A aproximação entre o narrador ou Alberto e o autor Virgílio Ferreira é visível. O próprio refere a sua experiência como professor em Évora e o que desse espaço “transbordou de emoção para a lembrança”.
Em Aparição, observa-se que o narrador relembra e escreve uma história vivida anos antes.
A reflexão e o monólogo interior orientado para a perturbação que constitui o “encontro com a pessoa que nos habita” e que permite uma classificação de Aparição como uma espécie de romance-ensaio.
7. Código da metafísica/ simbologia
>Noite – surge ligada a acontecimentos trágicos que afectam o narrador. A noite favorece a germinação das interrogações, da descoberta, da “aparição” da verdade
>Neve - associa-se à pureza e purificação. Cobre o mundo para que um novo surja. As neves provocam a destruição mas, derretidas em água, favorecem a germinação. A neve liga-se assim à génese da vida.
>Montanha – enigmática, apresenta-se simbólica. Verdadeiro símbolo cósmico, aparece como seio acolhedor, protecção dos perigos da cidade, onde há ausência do mal e se estreita a relação com o sagrado
>Lua - força purificadora, de pureza original e absoluta. Permite a revelação do eu, da angústia e da morte. Aparece associada à noite.
>Chuva – símbolo da fertilidade da terra. Alberto gosta de andar à chuva pois ela surge-lhe como revelação, fertilizando a memória e abrindo-lhe o presente ao passado.
>Vento – É a voz das origens, e também o símbolo da efemeridade.
>Sol – simboliza a vida, a luz e a energia. Ao ser luz, o sol simboliza a revelação de si e dos outros.
>Silêncio - Aparece a traduzir os momentos de reflexão, de busca do eu profundo
>Fogo - destruição. Exprime a catástrofe e a vida. Pode também traduzir o aniquilamento e a força da paixão.

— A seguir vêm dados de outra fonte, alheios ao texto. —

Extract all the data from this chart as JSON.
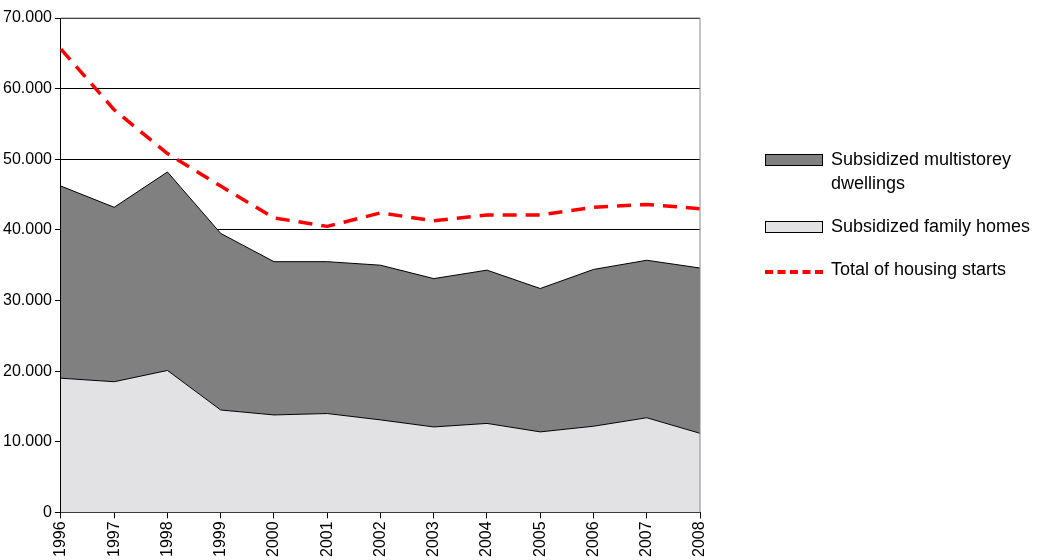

>Música - sensibilidade, a harmonia e o próprio fluir da escrita. Estrutura a narrativa, simbolizando o vibrar da vida, nas suas múltiplas manifestações. A música, o grito, o gesto são vozes das profundezas, ecos de memória.
>Alentejo – símbolo de espaço terrestre. Aparece ligada ao destino trágico da Sofia.
>Cidade – Surge associada aos perigos, à falta de ordem.
>Morte – fim do passado de esplendor, de quem se sentia criador, mas nunca tomou consciência do milagre da vida. Símbolo do vazio, do fim do imediato, da efemeridade da beleza e da sensualidade (Sofia). Símbolo da destruição das mãos de quem quer ser senhor (Carolino). Símbolo do que não comporta o intemporal (Cristina).